While algorithmic assets have retreated from mid-December marketcap highs, the space has nonetheless continued to attract intrepid investors and developers aiming to position themselves at the forefront of a new financial vertical — though it remains an open question if such projects will ever achieve stability.
Largely formed in the mold of defunct 2018 project Basis, algorithmic assets are designed to automatically adjust the total circulating supply of a token based on preset conditions, such as time or price. While they’re ostensibly intended to hew to a peg, such as the US dollar, containing and mitigating volatility has proven to be a notoriously difficult problem to solve.
So far these assets have remained somewhat on the fringe of decentralized finance (DeFi), with the top three projects — Empty Set Dollar, Frax, and Dynamic Set Dollar — accounting for just half a billion in marketcap between them, per Coingecko. Yet traders keep lining up to take spins at the rebase casino, and there’s ongoing development into new products like BadgerDAO’s forthcoming DIGG — a synthetic asset meant to track the price of Bitcoin. It remains new, exciting, and largely unexplored territory.
A more stable stablecoin
In an interview with Cointelegraph, the anonymous developers of Morph.Finance — formerly Dynamic.Supply — recounted their story trying to build a sustainable project in the space, a story with just as many ups and downs as an algo stablecoin chart.
“Dynamic.Supply was a simple Basis fork with modified variables, which launched in early January,” said the team. “We tried to limit whale/bot accumulation by capping the maximum number of tokens per TX during the first hour of launch, but this was unsuccessful.”
The team explained that deep-pocketed ‘whale’ traders hoovered the tokens shortly after launch, and proceeded game the rebase parameters in their favor.
“There was no lockup on the boardroom initially, which opened us up to yield sniping, where users would buy and deposit large amounts of DSTR right before the end of an epoch, collect the rewards, then market dump everything before repeating a few hours later.”
The manipulation discouraged early community members and even some of the developers. Others, however, remained undaunted.
New features, new problems
As is often the case in startup stories, the obstacles led to ingenuity. In the case of Morph, the ingenuity came in the form of a Zapper contract allowing algorithmic stablecoin liquidity providers to quickly switch between other project pools to theirs.
In the short term it bolstered liquidity, but in the long term it might also allow Morph to “introduce a market-wide LP zapper system that benefits all farms” — an innovation that could buoy the whole space.
But even the new on-ramps to the weren’t enough to stabilize the peg.
“Liquidity significantly improved, however our tokenomics were working against us,” the team said. “Emission of DST and DSTR were both far too fast, leaving us with insufficient time to get new arbitrage mechanics rolled out.”

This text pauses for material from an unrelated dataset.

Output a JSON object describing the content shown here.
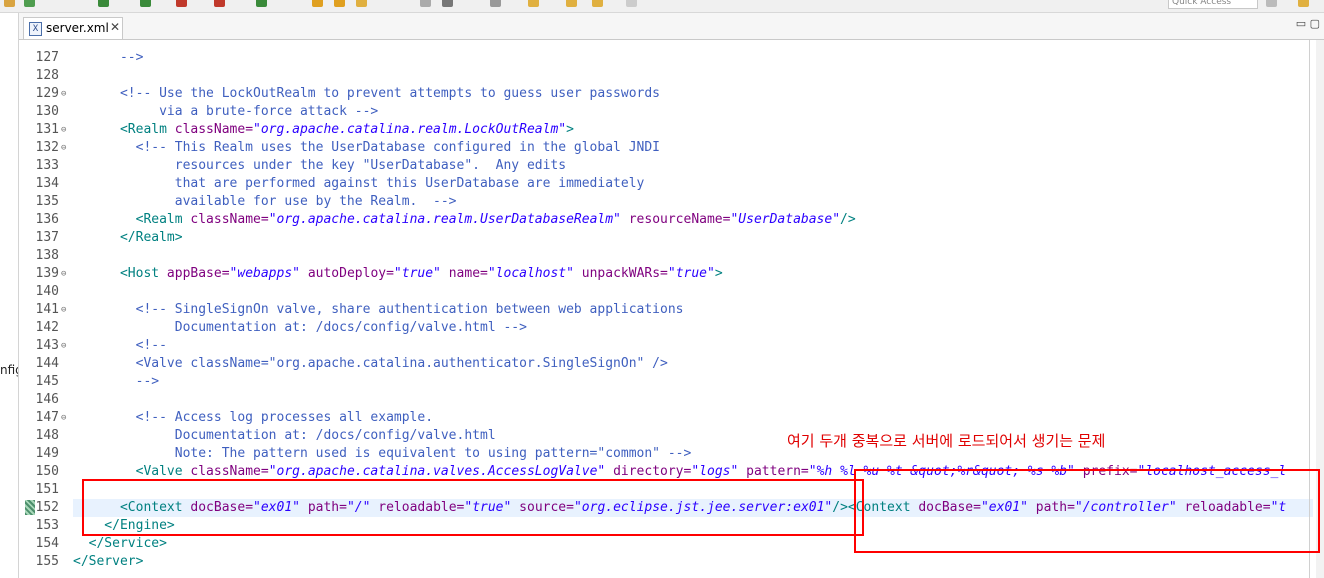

In order to combat their overaggressive token emissions, the team deployed new contracts, rebranded, and asked the community to transfer their tokens — a process that led to significant griping about gas fees in social channels, as well as no small amount of anxiety that the team might be planning an elaborate rugpull.
Twitter trader @CryptoSpider1 was among those who held his stake through the migration to the new contracts, and said in a statement to Cointelegraph that “rugpull” risks are a part of being on the emerging frontier of the space.

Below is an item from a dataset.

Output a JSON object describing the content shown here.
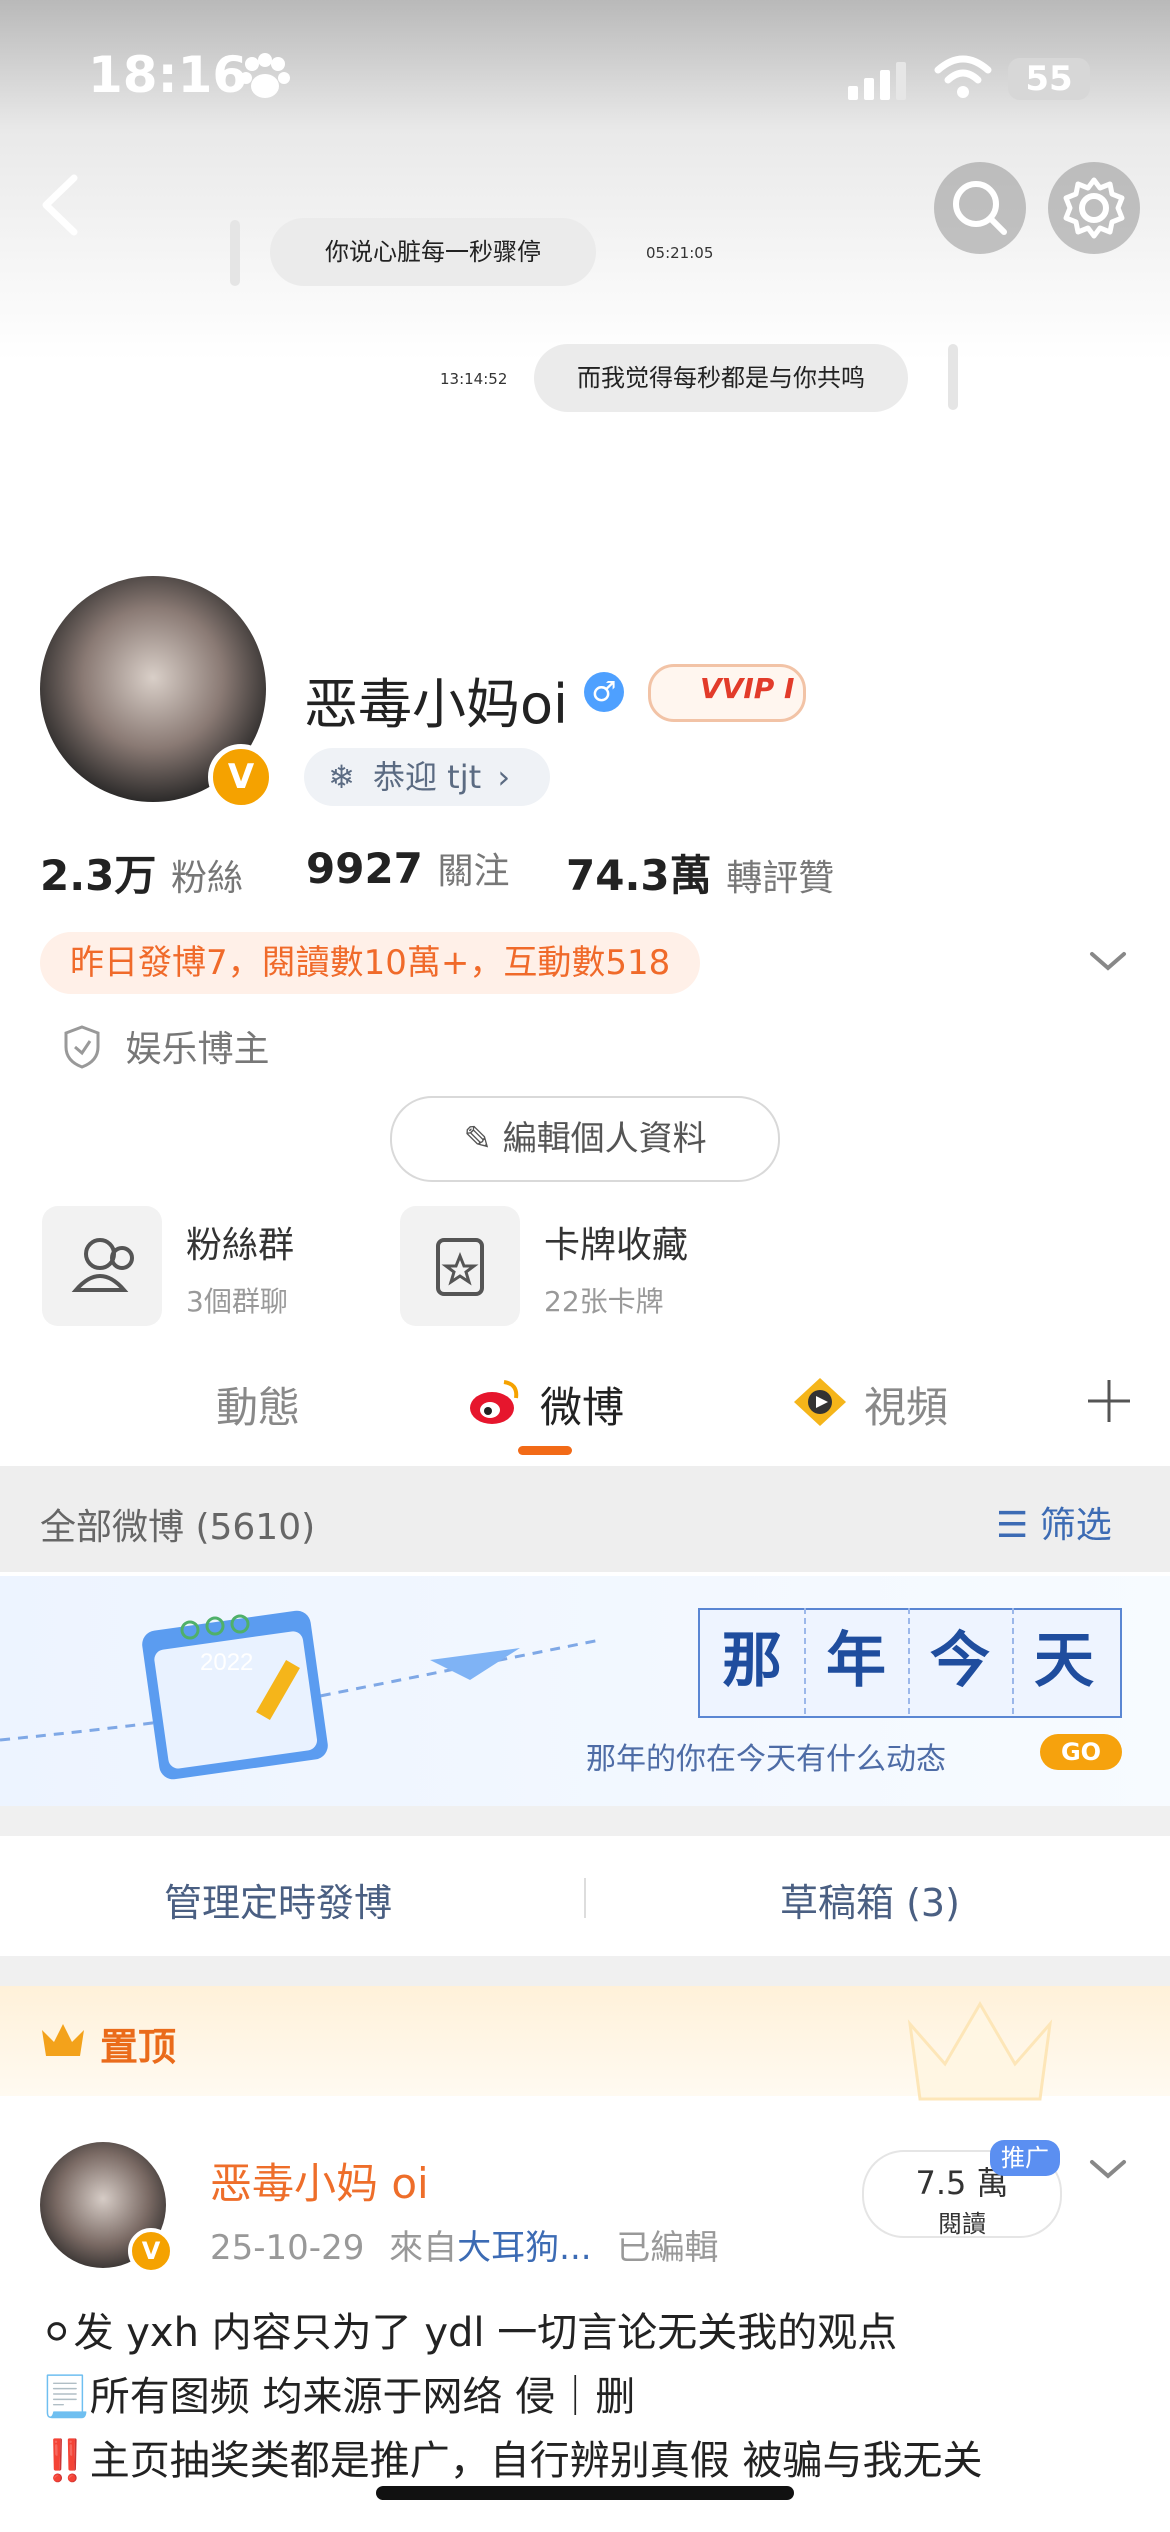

“High risk = high reward, and the dev has shown he/she has no interest in rugpulling but creating something interesting that challenges the current model,” he said.
Next steps
As of 8 pm EST today, just a few weeks after launching as “Dynamic.Supply,” the project has reopened liquidity pools, completing Morph’s “metamorphosis” — converting DST and DSTR tokens to Morph Coin (MORC) and Morph Tracker (MORT), along with the new name, website, and emission rate.
The Zapper feature — the first of what Morph hopes will be a series of contributions to the space — has also been carried over from the old brand.
A series of shuffles, tweaks, and innovations, all from a handful of devs and intended to push the algorithmic asset space forward.
It’s an open question as to if Morph’s changes will bring their asset stability, just as a similar concerns swirl around most, if not all algorithmic asset projects. But when asked about the future of Morph and projects like it, the Morph team already had further innovations on the mind.
“Utility! Without it, Morph, and all similar projects will eventually fizzle out. That’s not what we want, we’re aiming to build a sustainable ecosystem that we hope will bring real value to our users.”